Ein weiteres Thema ist nach wie vor der Glasbruch. Als neues Material kommt beim iPhone-Bildschirm dasselbe gehärtete Glas wie bei der Apple-Sportuhr zum Einsatz. Es wird auf molekularer Ebene chemisch gehärtet und soll daher besser vor Schäden schützen. Das neue Glas des iPhone 6s wird wie für die Apple Watch Sport in einem speziellen doppelten Ionen-Austauschprozess hergestellt, wobei kleinere Ionen durch größere ausgetauscht werden, um eine Außenschicht zu schaffen, die deutlich widerstandsfähiger ist als gewöhnliches Glas.

(Bild: falkemedia)

Weitere Änderungen betreffen die Abmessungen und das Gewicht. Während das iPhone in den zurückliegenden Jahren beständig abnahm und dünner wurde, legen die 6s-Modelle ein bisschen zu. Das iPhone 6s bringt 143 Gramm, also 14 Gramm mehr als das iPhone 6, auf die Waage. Im direkten Vorgängervergleich sind die S-Modelle 0,1 Millimeter breiter und 0,2 Millimeter tiefer. Die Abmessungen scheinen eher unbedeutend, da man sein iPhone nur in seltenen Fällen mit dem Messschieber anfassen wird. Die Gewichtszunahme dürfte sich jedoch positiv in besserer Handhabung auswirken.

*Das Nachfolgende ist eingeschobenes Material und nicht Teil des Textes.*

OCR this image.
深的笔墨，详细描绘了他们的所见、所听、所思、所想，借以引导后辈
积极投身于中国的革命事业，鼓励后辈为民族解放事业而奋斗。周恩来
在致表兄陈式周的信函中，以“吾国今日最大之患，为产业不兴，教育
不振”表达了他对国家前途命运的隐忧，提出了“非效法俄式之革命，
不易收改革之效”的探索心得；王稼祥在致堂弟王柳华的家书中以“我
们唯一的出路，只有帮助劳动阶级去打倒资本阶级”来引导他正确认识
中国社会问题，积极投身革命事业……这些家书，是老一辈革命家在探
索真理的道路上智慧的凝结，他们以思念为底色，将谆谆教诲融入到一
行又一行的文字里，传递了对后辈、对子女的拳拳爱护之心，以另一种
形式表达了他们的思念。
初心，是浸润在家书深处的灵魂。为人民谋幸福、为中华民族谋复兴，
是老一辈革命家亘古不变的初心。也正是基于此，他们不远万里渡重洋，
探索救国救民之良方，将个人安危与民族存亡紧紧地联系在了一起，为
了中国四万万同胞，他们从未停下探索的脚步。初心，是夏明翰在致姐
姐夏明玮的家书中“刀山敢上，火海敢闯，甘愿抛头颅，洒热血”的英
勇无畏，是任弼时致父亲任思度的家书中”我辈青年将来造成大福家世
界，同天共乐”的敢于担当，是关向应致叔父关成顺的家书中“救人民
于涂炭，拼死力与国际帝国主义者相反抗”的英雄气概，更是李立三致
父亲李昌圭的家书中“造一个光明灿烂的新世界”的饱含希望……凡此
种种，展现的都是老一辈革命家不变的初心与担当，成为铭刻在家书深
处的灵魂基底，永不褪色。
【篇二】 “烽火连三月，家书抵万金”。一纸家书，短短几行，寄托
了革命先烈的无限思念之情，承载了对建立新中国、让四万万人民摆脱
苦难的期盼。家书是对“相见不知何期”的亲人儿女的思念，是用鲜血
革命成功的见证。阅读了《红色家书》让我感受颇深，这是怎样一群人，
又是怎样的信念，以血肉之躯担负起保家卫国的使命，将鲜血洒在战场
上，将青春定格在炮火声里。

Aluminium 7000: Neue Materialien

Beim iPhone 6s verwendet Apple neue Materialien. An erster Stelle ist das Gehäuse zu nennen. Obwohl es optisch dem Vorgängermodell in der 6er-Linie ähnelt, handelt es sich doch um ein neues Gehäuse aus einem neuen Material. Zum ersten Mal verwendet Apple eine selbstentwickelte Aluminium 7000er-Legierung. Dabei handelt es sich um eine Legierung aus Aluminium mit vornehmlich Zink und weiteren Metallen. 7000er-Aluminium ist 60 Prozent stärker als gängige Legierungen und hat dabei eine Gleichmäßigkeit, die mit traditionellen Aluminium-Legierungen nur schwer zu erreichen ist. Nach Apple-Angaben werden derartige Werkstoffe in der Luftfahrt und Raumfahrt eingesetzt, sowie von Apple in der Sport-Edition der Apple Watch. Unmittelbar nach der Präsentation der Apple-Uhren wurde deutlich, dass Apple einen Weg gefunden hat, um das iPhone-Gehäuse verbessern zu können.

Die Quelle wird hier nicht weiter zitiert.